W3C Trace Context propagates trace information via HTTP headers: traceparent (trace ID, span ID, sampling flags) and tracestate (vendor-specific context). OpenTelemetry uses W3C Trace Context by default. Context propagation enables distributed tracing by correlating spans across services. Auto-instrumentation handles propagation automatically for HTTP/gRPC. Manual implementation: extract context from incoming request headers, pass to downstream services. Without propagation, traces fragment and lose request journey visibility.
Head-based sampling makes sampling decisions when the root span begins, before trace completion. Most common: Consistent Probability Sampling (sample 10% of traces). Advantages: low overhead, simple implementation. Disadvantages: cannot sample based on errors or latency since those occur after sampling decision. Example: sampler: TraceIdRatioBased(0.1) samples 10% of traces. Use for high-volume services where random sampling suffices. Combine with tail-based sampling for sophisticated decisions downstream.
Tail-based sampling makes decisions after all spans complete, enabling intelligent sampling based on errors, latency, or specific attributes. Implemented via OpenTelemetry Collector tail sampling processor.
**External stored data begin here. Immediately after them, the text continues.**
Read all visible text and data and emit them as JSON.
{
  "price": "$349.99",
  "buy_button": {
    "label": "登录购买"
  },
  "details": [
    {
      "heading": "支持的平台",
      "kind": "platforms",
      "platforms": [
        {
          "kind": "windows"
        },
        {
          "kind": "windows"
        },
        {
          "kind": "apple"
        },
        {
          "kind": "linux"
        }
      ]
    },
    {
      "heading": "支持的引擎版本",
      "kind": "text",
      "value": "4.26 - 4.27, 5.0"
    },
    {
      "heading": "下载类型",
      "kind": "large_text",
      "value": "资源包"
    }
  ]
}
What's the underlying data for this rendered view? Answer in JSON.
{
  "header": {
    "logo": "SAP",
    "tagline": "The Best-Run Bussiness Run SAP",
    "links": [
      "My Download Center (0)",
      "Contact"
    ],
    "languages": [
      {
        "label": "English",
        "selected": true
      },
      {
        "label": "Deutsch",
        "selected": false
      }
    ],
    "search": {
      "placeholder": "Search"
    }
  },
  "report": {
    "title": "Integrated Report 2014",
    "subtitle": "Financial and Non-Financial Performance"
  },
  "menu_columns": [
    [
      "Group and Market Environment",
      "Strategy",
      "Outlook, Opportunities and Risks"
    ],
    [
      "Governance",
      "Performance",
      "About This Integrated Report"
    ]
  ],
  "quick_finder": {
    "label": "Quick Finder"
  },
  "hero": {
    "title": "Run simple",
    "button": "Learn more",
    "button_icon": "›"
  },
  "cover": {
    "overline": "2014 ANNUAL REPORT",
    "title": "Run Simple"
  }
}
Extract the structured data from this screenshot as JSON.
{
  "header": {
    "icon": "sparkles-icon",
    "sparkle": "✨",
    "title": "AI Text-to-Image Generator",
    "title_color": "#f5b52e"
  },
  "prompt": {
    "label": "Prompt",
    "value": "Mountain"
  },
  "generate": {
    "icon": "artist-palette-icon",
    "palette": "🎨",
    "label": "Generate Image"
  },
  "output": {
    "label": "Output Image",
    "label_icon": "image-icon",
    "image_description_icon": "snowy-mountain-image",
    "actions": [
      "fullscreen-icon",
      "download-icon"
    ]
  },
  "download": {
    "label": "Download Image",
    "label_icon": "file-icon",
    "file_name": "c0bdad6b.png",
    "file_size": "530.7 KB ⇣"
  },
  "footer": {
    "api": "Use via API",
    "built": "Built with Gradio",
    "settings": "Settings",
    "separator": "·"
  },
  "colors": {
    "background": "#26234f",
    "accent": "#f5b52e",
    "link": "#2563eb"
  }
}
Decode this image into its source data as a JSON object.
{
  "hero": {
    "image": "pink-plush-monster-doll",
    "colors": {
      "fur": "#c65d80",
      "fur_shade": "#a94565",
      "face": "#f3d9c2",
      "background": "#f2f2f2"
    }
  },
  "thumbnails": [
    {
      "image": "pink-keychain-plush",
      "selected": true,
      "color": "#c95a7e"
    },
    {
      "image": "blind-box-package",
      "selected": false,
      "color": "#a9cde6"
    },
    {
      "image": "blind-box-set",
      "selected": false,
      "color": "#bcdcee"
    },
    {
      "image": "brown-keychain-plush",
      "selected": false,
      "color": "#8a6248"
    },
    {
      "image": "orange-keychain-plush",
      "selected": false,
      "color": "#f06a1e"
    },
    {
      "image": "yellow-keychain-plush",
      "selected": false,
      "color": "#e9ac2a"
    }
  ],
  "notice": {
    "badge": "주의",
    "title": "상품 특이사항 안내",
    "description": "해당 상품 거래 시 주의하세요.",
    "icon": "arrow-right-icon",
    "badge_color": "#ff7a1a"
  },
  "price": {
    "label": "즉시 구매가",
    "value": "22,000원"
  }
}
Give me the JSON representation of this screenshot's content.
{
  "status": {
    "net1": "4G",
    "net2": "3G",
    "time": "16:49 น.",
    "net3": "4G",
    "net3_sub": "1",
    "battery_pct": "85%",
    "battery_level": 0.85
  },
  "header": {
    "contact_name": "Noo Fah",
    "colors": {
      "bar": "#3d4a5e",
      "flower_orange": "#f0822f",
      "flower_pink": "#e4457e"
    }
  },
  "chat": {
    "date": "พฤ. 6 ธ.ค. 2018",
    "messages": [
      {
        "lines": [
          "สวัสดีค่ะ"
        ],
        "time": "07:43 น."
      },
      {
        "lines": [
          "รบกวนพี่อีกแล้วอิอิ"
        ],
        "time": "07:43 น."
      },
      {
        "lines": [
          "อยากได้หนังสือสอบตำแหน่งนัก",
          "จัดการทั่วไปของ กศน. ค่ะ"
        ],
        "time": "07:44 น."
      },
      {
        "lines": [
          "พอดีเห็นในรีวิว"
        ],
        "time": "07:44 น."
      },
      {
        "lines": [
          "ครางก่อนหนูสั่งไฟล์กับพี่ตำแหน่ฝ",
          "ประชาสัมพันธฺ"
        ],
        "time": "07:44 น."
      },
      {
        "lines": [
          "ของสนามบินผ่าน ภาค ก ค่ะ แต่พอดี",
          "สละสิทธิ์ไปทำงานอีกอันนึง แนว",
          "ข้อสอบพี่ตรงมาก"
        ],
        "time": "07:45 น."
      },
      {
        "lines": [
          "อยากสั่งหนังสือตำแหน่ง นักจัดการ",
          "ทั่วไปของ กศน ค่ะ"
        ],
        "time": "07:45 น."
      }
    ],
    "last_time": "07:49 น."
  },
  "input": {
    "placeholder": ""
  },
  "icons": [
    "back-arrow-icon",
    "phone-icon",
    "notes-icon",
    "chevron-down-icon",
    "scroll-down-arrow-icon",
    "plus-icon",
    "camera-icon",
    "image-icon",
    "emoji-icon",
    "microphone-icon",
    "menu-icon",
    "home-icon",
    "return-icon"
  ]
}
Example policies: sample all traces with errors, sample traces >1 second latency, sample 1% of successful fast traces. Requires all spans of a trace reach same collector instance. Configure: processors: tail_sampling: policies: - name: error-traces type: status_code. Ideal for production debugging but higher resource cost than head sampling.